How to load dataset more efficient

xin_du · June 28, 2022, 9:48pm

I created a dataset class by myself, but I need to change the labels of the data points for different iterations. Using for loop to go through each point will be quite slow as it needs to be repeated several times in the training process.

I tried to use dataset[:][‘labels’] to revalue the labels, but the error said TypeError: join() argument must be str or bytes, not ‘Series’. For the data loader, it cannot extract all the labels without the iteration too. Do you have any solution for solving it more efficiently? Thanks

Matias_Vasquez · June 29, 2022, 6:40am

If you created your own Dataset, then you could do this lazily.

You could define a variable inside your Dataset that keeps track of what iteration it is, and according to it you could change what the returned label is. If you want, you can also add methods to update this variable, or change it directly when your epoch/iteration is done.

Here is a small example of how you could do it. Then, when you call __getitem__ you will get the corresponding label. In this example the label is the same as self.iteration, but you would need to change it to whatever it is that you need.

# Dataset example

class MyCustomDataset(torch.utils.data.Dataset):
    def __init__(self, *args, **kwargs):
        self.data = list(range(10))
        self.iteration = 0

    def __len__(self):
        return len(self.data)

    def __getitem__(self, idx):
        data_point = self.data[idx]

        # Here comes your logic to change the label according to the iteration
        label = self.iteration

        return data_point, label

    def change_iteration(self, iteration):
        self.iteration = iteration
      
    def reset_iteration(self):
        self.iteration = 0

# Small usage example

ds = MyCustomDataset()
dl = torch.utils.data.DataLoader(ds, batch_size=10)

for epoch in range(3):
    ds.change_iteration(epoch)
    for i, (data, lbl) in enumerate(dl):
        print(data, lbl)

# Output

tensor([0, 1, 2, 3, 4, 5, 6, 7, 8, 9]) tensor([0, 0, 0, 0, 0, 0, 0, 0, 0, 0])
tensor([0, 1, 2, 3, 4, 5, 6, 7, 8, 9]) tensor([1, 1, 1, 1, 1, 1, 1, 1, 1, 1])
tensor([0, 1, 2, 3, 4, 5, 6, 7, 8, 9]) tensor([2, 2, 2, 2, 2, 2, 2, 2, 2, 2])

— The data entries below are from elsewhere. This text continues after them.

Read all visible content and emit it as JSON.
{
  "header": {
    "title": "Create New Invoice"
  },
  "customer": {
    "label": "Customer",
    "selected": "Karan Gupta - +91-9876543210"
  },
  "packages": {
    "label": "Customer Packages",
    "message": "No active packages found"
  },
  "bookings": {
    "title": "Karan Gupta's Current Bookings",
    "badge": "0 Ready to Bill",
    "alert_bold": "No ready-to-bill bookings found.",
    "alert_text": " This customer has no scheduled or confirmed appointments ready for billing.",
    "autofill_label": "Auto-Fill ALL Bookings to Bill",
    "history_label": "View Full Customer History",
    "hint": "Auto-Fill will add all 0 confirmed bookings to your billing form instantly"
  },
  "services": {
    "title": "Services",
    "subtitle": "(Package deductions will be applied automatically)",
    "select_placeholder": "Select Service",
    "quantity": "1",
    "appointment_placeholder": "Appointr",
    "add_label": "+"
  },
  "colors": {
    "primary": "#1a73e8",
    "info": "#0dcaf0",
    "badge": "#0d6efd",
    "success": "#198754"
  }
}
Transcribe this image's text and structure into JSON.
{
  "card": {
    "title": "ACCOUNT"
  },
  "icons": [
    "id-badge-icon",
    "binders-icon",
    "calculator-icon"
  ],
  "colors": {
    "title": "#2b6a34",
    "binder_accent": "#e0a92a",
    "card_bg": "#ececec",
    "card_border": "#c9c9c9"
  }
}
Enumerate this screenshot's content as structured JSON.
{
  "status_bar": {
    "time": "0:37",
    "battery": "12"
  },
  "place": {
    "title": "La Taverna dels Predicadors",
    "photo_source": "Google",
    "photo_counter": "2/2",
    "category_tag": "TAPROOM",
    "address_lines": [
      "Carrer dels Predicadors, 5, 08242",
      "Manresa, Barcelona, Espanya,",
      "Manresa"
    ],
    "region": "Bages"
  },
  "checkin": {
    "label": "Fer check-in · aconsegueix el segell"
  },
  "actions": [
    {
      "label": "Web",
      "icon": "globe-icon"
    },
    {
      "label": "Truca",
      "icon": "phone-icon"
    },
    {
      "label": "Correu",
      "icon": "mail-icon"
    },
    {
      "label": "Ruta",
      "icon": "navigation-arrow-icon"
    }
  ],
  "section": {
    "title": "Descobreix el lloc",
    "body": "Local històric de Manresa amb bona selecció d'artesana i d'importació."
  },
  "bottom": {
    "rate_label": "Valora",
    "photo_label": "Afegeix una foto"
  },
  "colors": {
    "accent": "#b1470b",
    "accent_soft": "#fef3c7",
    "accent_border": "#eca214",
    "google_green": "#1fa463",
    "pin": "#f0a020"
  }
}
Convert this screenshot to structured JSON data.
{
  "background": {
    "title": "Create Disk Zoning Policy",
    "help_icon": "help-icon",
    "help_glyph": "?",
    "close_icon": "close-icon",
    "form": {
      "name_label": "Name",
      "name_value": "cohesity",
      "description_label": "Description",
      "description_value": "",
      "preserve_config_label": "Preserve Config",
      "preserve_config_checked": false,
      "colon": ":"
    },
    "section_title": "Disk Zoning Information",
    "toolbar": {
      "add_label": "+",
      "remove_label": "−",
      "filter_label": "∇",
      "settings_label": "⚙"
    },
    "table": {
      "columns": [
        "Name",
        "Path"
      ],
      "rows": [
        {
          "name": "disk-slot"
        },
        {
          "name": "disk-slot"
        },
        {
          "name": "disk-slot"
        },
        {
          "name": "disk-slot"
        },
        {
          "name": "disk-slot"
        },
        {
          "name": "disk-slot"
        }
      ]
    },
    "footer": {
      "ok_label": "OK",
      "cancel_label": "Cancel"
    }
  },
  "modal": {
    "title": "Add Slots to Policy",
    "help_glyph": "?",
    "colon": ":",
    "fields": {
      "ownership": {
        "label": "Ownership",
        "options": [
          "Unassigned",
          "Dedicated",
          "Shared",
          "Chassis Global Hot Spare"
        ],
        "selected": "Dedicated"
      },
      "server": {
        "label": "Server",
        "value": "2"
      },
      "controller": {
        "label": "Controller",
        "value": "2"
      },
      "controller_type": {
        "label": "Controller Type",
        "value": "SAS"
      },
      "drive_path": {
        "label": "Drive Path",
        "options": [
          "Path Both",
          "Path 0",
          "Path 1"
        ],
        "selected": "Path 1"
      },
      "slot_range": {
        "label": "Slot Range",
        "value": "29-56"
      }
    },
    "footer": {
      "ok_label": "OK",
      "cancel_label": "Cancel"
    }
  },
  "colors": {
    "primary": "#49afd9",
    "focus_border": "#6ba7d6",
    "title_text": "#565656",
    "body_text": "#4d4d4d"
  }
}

xin_du · June 29, 2022, 8:09am

Thanks, it is helpful. I have a question that the getitem function that will be called in every epoch for changing all labels. Is that an efficient way to go through labels compared to changing labels outside the dataset class where we only need to go through all the labels in the first epoch (if the iteration means the run time of training a models instead of epochs)? Thanks

Matias_Vasquez · June 29, 2022, 9:35am

If you have created a Dataset class similar to mine, then every time you iterate through it with a DataLoader you will get the items through the __getitem__ function.

This means that adding this little bit of logic should not really affect the performance. On the other side, if every time you want to change the label you iterate through your entire dataset, then you will be doing double the work (iterating once to change the label and iterating once to get the item).

What we are doing at the beginning of each epoch (ds.change_iteration(epoch)) is only changing one number inside the Dataset, not going through every datapoint and changing its label. The label is later determined when getting each object.

If there is something not clear please let me know.

But it might help if you share the relevant part of your code or a reproducible example of what you want.